Giden canların hesabını kim verecek?

Dr. İbrahim Büyükeken

Sadece ülkemizin değil belki de insanlık tarihinin en büyük depremlerinden birini yaşadık 2 hafta önce…6 Şubat’ta yaşanan iki deprem 10 şehrimizde büyük bir yıkıma yol açtı…

**

Kahramanmaraş, Hatay, Adıyaman ve Malatya depremden en fazla etkilenen şehirlerin başında geldi… Yaraların sarılması için milletimiz sivil bir seferberlik ilan etti…

**

Resmi açıklamalara göre 40 bin insanımız depremde can verdi. Resmi olmayan rakamları ise hiçbirimiz bilmeyecek, devlet sırrı olarak kalacak… Ölüm sayısının da artık bir önemi kalmadı…

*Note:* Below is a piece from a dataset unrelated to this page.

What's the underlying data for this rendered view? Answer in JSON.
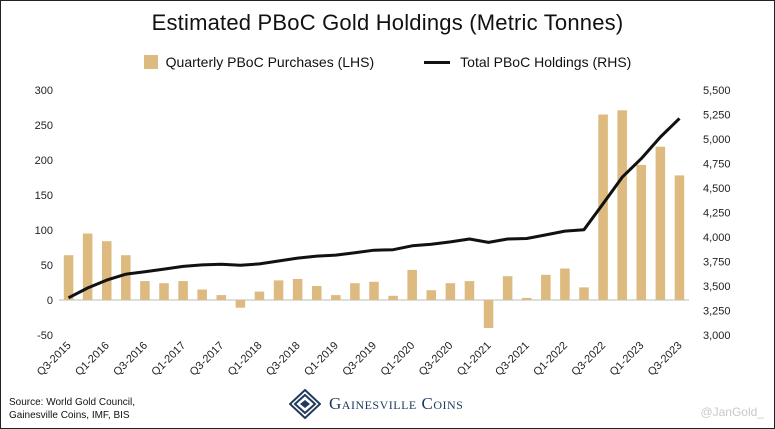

BEŞERİ SERMAYEMİZİ DE KAYBETTİK!

Öyle bir enkazın altında kaldık ki; bunun altından kalkmak gerçekten çok zor. Sadece binalar yıkılmadı. Bu ülke çok önemli beşeri sermayesini de depremde kaybetti…

**

Doktorlar, gazeteciler, mimarlar, mühendisler, öğretmenler, polisler, öğretim üyeleri, yazarlar, şairler yüzyılın felaketinde can verdi… Çanakkale Savaşı’nda yaşanan benzer bir durumu yaşıyoruz…

**

Binalarımızı yeniden inşa edeceğiz, inşallah bu depremden sonra daha sağlam konutlar yapılacak. Ama kaybettiğimiz beşeri sermayenin kaybını telafi etmemiz yıllarımızı alacak…

**

Bir de yaşadığımız derin bir travma var. Sadece depremde yakınlarını kaybedenler travma yaşamıyor. Deprem bölgesinden uzak olan insanlarımız bile görüntüleri izledikçe büyük çaresizlik yaşıyor…

**

Düşünün ailesinden herkesi kaybetmiş insanlarımız yeniden hayata nasıl bağlanacak? Onlar birinci travmayı, onların acısına şahitlik edenler ise ikinci travmayı yaşıyor…

**

10 şehrimiz viraneye döndü, evler yıkıldı, yuvalar dağıldı. Çocuklarımız yetim ve öksüz kaldı… Yaşadığımız trajedinin tarifi yok. Kelimelerin tükendiği yerdeyiz artık…

**

GÜNAH KEÇİSİ SADECE MÜTEAHHİTLER Mİ?

Bu kadar bir yıkımın ardından en büyük günah keçisi müteahhitler oldu. Bazı müteahhitler kendi yaptığı evlerin altında hayatını kaybetti… Merhum Ahmet Mete Işıkara, “Deprem değil bina öldürür”  diye boşuna dememiş…

**

Her depremin ardından göstermelik gözaltılar ve tutuklamalar dışında bir şeye şahit olmuyoruz… 1999 yılındaki Marmara Depremi’nde resmi rakamlara göre 18 bin insanımızı kaybettik…

**

Koskoca depremin faturası sadece Veli Göçer isimli bir müteahhite kesildi. O da 3-4 yıl yattı çıktı… Şimdiye kadar yaşadığımız felaketlerde bir tane kamu görevlisi istifa etmedi, bir tane bürokrat tutuklanmadı…

**

Tek suçlular müteahhitler mi? Yapı kontrolü yapan mühendislerin, bunlara imza atan bürokratların, imar affı çıkaran siyasilerin hiç mi suçu yok? 

**

Peki neden bu bürokratlar istifa etmez? Neden siyasiler hiçbir zaman sorumluluk almaz?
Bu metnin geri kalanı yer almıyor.